Through his lawyer Paul Muite, Mr Njenga told the Sunday Nation that while most Mungiki members denounced the sect, the issues that brought the youth together in the sect are still very much alive.
Mr Muite says so far the government has tended to treat the groupings as a law and order issue and this is why they have persistently refused to go away. Since he confessed his conversion to Christianity, Mr Njenga has been active in the political arena, appearing alongside senior politicians in many functions.
In the recent past, he attended a conference in Limuru that brought together top politicians from the Gema communities. He went away miffed after he was denied a chance to address the meeting. Two weeks later he appeared at the Kanu National Delegates Conference at Kasarani.
His supporters created chaotic scenes when he was prevented from addressing the conference. Just to demonstrate his clout, Mr Njenga made his way to the podium and was seen consorting with acting Kanu chairman Gideon Moi.
The group’s dalliance with politicians and political parties has shifted from time to time but their effect on voting day is hardly felt. Mr Njenga’s late wife Virginia Nyakio vied for the Laikipia West parliamentary seat on a Party of Independent Candidates of Kenya (Pick) ticket in 2007 but lost miserably.
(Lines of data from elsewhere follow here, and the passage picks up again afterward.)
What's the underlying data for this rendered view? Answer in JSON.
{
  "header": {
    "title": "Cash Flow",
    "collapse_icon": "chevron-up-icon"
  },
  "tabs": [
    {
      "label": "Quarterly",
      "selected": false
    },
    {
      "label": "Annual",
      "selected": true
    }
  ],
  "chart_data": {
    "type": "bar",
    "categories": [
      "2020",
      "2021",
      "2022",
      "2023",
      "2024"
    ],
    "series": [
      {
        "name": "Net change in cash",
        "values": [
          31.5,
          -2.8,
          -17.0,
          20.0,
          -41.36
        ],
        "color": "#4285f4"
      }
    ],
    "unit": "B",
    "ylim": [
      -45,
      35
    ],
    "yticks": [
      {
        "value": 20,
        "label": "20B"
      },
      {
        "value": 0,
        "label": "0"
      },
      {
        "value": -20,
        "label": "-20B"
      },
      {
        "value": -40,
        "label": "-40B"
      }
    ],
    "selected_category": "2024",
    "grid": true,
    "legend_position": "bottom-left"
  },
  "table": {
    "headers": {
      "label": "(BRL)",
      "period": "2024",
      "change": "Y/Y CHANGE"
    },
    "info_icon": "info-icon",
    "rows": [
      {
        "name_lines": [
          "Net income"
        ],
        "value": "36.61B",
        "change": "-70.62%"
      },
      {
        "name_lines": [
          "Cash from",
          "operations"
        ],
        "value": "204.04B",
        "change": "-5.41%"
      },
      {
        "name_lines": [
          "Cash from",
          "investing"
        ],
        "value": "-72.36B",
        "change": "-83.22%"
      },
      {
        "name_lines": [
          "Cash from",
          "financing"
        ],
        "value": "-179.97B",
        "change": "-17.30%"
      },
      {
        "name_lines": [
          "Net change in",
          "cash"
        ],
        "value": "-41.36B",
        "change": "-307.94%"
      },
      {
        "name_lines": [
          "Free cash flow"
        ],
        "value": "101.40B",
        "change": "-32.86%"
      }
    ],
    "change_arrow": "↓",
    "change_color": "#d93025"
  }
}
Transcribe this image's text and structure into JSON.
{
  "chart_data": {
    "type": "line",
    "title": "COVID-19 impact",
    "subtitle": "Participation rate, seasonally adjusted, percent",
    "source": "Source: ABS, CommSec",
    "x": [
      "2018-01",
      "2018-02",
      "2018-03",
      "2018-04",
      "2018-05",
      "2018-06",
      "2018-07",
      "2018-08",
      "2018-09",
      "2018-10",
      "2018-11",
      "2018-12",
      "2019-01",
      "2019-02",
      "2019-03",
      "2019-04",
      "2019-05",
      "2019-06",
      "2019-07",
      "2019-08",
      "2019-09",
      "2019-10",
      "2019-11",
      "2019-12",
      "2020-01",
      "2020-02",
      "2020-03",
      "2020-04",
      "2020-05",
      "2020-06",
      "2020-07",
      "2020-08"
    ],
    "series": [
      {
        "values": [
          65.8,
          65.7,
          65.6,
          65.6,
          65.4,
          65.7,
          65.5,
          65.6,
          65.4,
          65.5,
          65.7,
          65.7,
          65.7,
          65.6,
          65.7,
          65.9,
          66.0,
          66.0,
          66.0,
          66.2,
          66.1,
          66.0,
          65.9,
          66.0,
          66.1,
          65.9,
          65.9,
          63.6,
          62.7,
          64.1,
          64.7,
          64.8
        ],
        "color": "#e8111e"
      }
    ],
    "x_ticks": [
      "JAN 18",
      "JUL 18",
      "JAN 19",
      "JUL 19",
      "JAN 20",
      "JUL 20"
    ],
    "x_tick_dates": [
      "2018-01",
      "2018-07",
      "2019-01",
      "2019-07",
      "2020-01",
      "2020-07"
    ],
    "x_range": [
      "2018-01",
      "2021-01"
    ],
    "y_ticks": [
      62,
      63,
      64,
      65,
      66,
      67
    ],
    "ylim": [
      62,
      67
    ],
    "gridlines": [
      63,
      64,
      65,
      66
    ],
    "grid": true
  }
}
She got 461 votes against the winner, Mr Nderitu Muriithi of PNU who got 42,196.
“The claims of Mungiki that are being bandied around are a smokescreen. The truth is that a new order is emerging in central Kenya that is threatening the old order made up of rich conservative forces. What we are witnessing is a class struggle,” Mr Muite said.
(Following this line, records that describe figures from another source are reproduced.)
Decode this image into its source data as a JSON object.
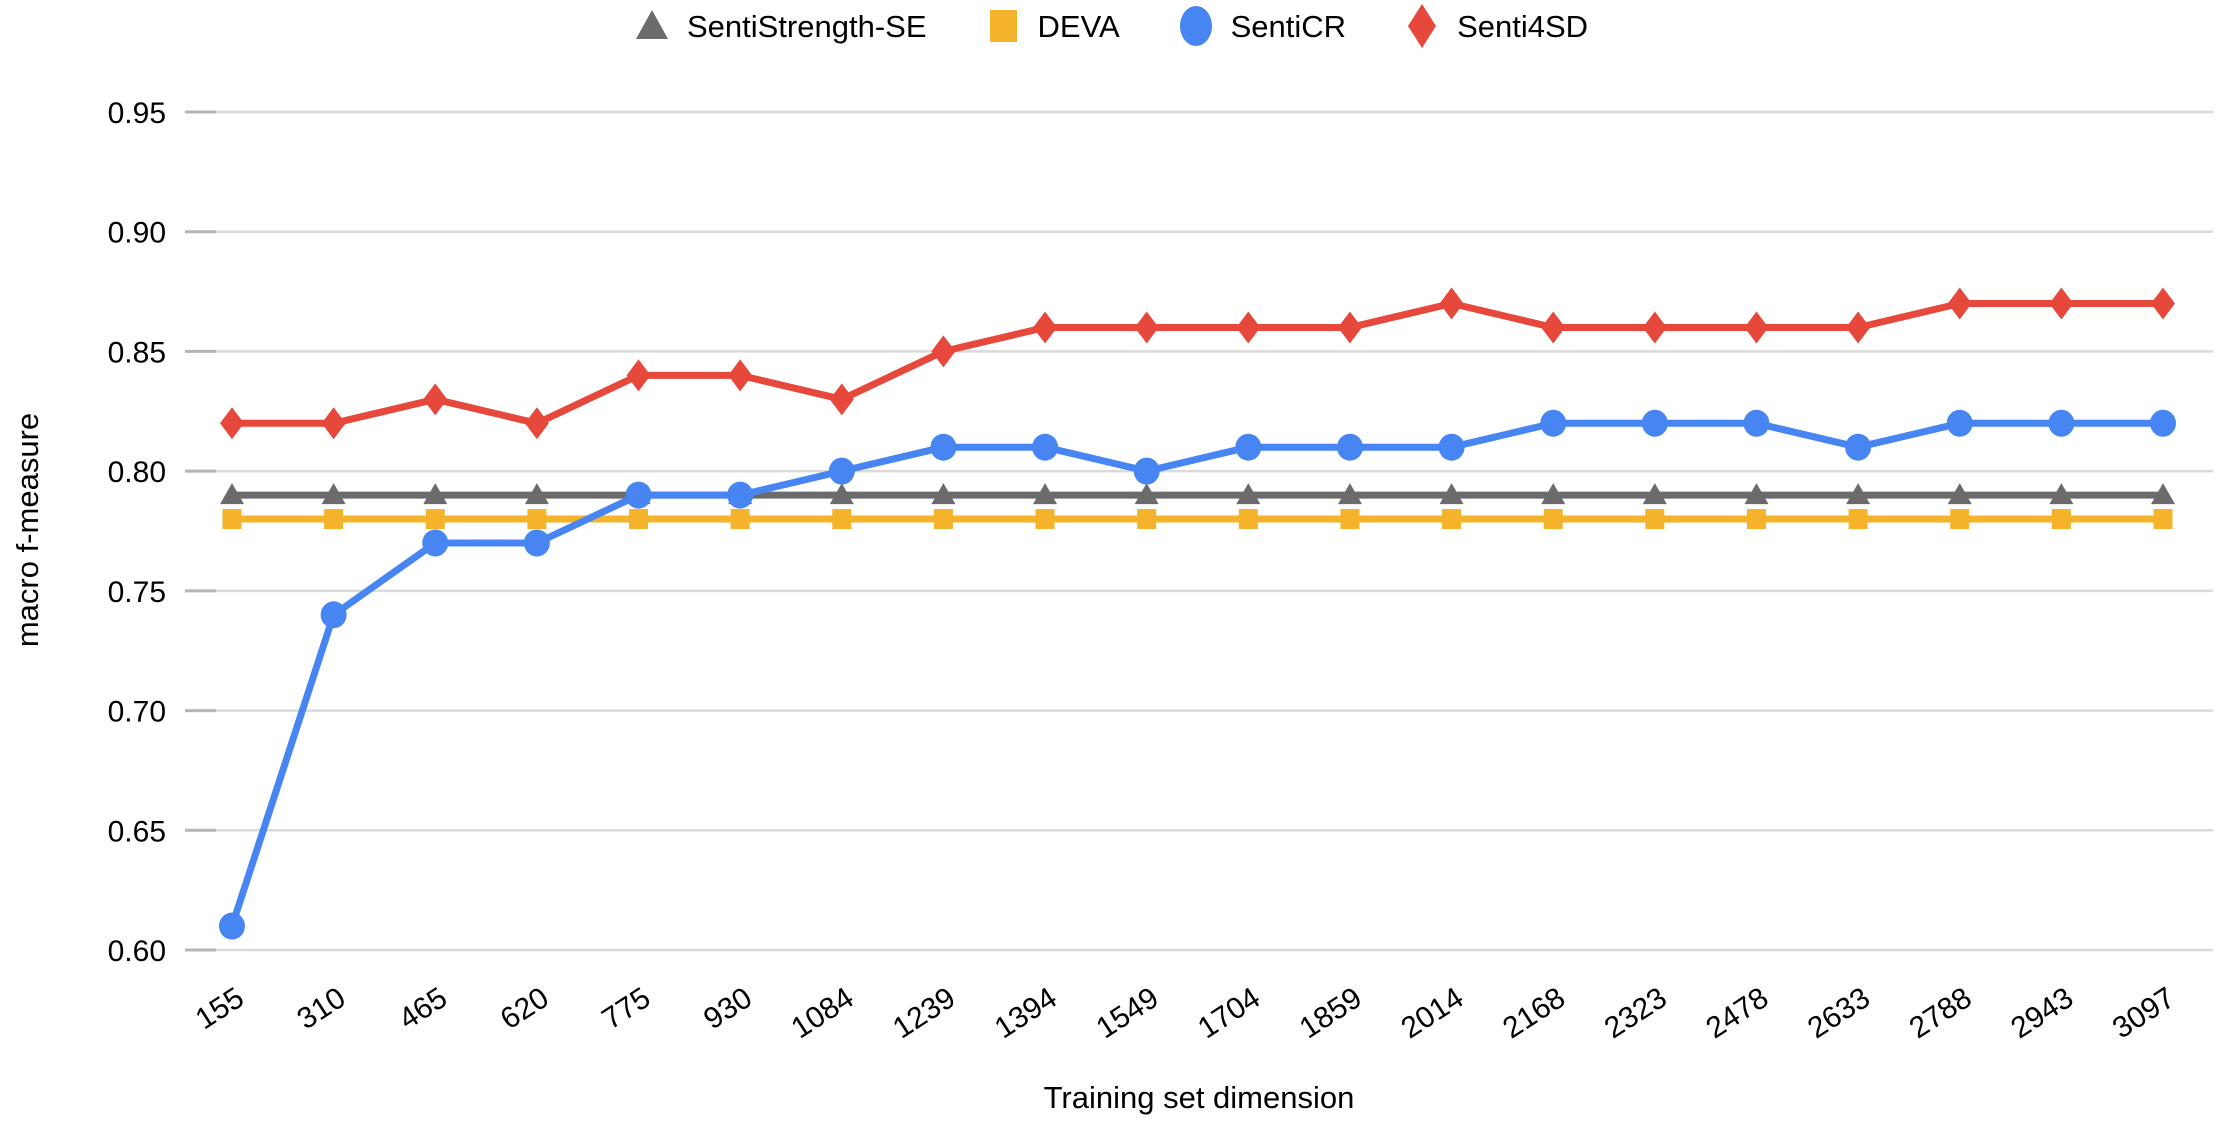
{
  "page": {
    "background": "#ffffff"
  },
  "chart_data": {
    "type": "line",
    "title": "",
    "xlabel": "Training set dimension",
    "ylabel": "macro f-measure",
    "legend_position": "top-center",
    "grid": "horizontal-only",
    "ylim": [
      0.6,
      0.95
    ],
    "ytick_step": 0.05,
    "y_tick_labels": [
      "0.60",
      "0.65",
      "0.70",
      "0.75",
      "0.80",
      "0.85",
      "0.90",
      "0.95"
    ],
    "categories": [
      "155",
      "310",
      "465",
      "620",
      "775",
      "930",
      "1084",
      "1239",
      "1394",
      "1549",
      "1704",
      "1859",
      "2014",
      "2168",
      "2323",
      "2478",
      "2633",
      "2788",
      "2943",
      "3097"
    ],
    "colors": {
      "gridline": "#DADADA",
      "tick": "#B5B5B5",
      "text": "#000000",
      "background": "#FFFFFF"
    },
    "series": [
      {
        "name": "SentiStrength-SE",
        "marker": "triangle",
        "color": "#6B6B6B",
        "values": [
          0.79,
          0.79,
          0.79,
          0.79,
          0.79,
          0.79,
          0.79,
          0.79,
          0.79,
          0.79,
          0.79,
          0.79,
          0.79,
          0.79,
          0.79,
          0.79,
          0.79,
          0.79,
          0.79,
          0.79
        ]
      },
      {
        "name": "DEVA",
        "marker": "square",
        "color": "#F5B32B",
        "values": [
          0.78,
          0.78,
          0.78,
          0.78,
          0.78,
          0.78,
          0.78,
          0.78,
          0.78,
          0.78,
          0.78,
          0.78,
          0.78,
          0.78,
          0.78,
          0.78,
          0.78,
          0.78,
          0.78,
          0.78
        ]
      },
      {
        "name": "SentiCR",
        "marker": "circle",
        "color": "#4785F2",
        "values": [
          0.61,
          0.74,
          0.77,
          0.77,
          0.79,
          0.79,
          0.8,
          0.81,
          0.81,
          0.8,
          0.81,
          0.81,
          0.81,
          0.82,
          0.82,
          0.82,
          0.81,
          0.82,
          0.82,
          0.82
        ]
      },
      {
        "name": "Senti4SD",
        "marker": "diamond",
        "color": "#E7483C",
        "values": [
          0.82,
          0.82,
          0.83,
          0.82,
          0.84,
          0.84,
          0.83,
          0.85,
          0.86,
          0.86,
          0.86,
          0.86,
          0.87,
          0.86,
          0.86,
          0.86,
          0.86,
          0.87,
          0.87,
          0.87
        ]
      }
    ]
  }
}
The senior counsel said youth in central Kenya have been marginalised by historical injustices that saw their parents denied what they fought for during the Mau Mau war.
One man who fought Mungiki with resolve was fallen Cabinet minister John Michuki. In 2007, Mr Michuki, who passed on in February, ordered police to crack down on the group and break its back.
At one point, Mr Michuki, then Internal Security minister, told a public meeting in Murang’a that parents must warn their sons to stay away from the activities of the group and that those who would dare him would only hear of funerals.
Public backing
It was a chilling warning that the government would crack down with full force and Mr Michuki lived up to that billing. Police went out in full force and the crackdown, which received widespread public backing, appears to have led to Prof Alston’s conclusions that the police had engaged in extra-judicial killings.
But the war on Mungiki relented around the General Election time for what appears to have been political considerations. The government, going by National Security Advisory Committee minutes tabled at the International Criminal Court, appeared to have been avoiding bad public relations when the incumbent President Kibaki was fighting a tough battle to retain the presidency.
In the meantime, the criminal elements in Mungiki regrouped. Parts of Central Province were taken up again. Fed up, residents of Kirinyaga took on the sect in a bloody war that saw 14 members of the sect lynched by villagers in April 2009.
But in a deadly revenge mission, the gang massacred 29 people in Mathira on the night of April 21, 2009, before the government deployed rapid response units and eventually the sect was run to the ground.
If what the police say is true, the Mungiki have modified their approach. In their original form, they would engage security men in violent confrontations. In Limuru, they were actually running away from the police. At Milimani courts last week, they said the Lord’s prayer with Mr Njenga beseeching them to remain peaceful.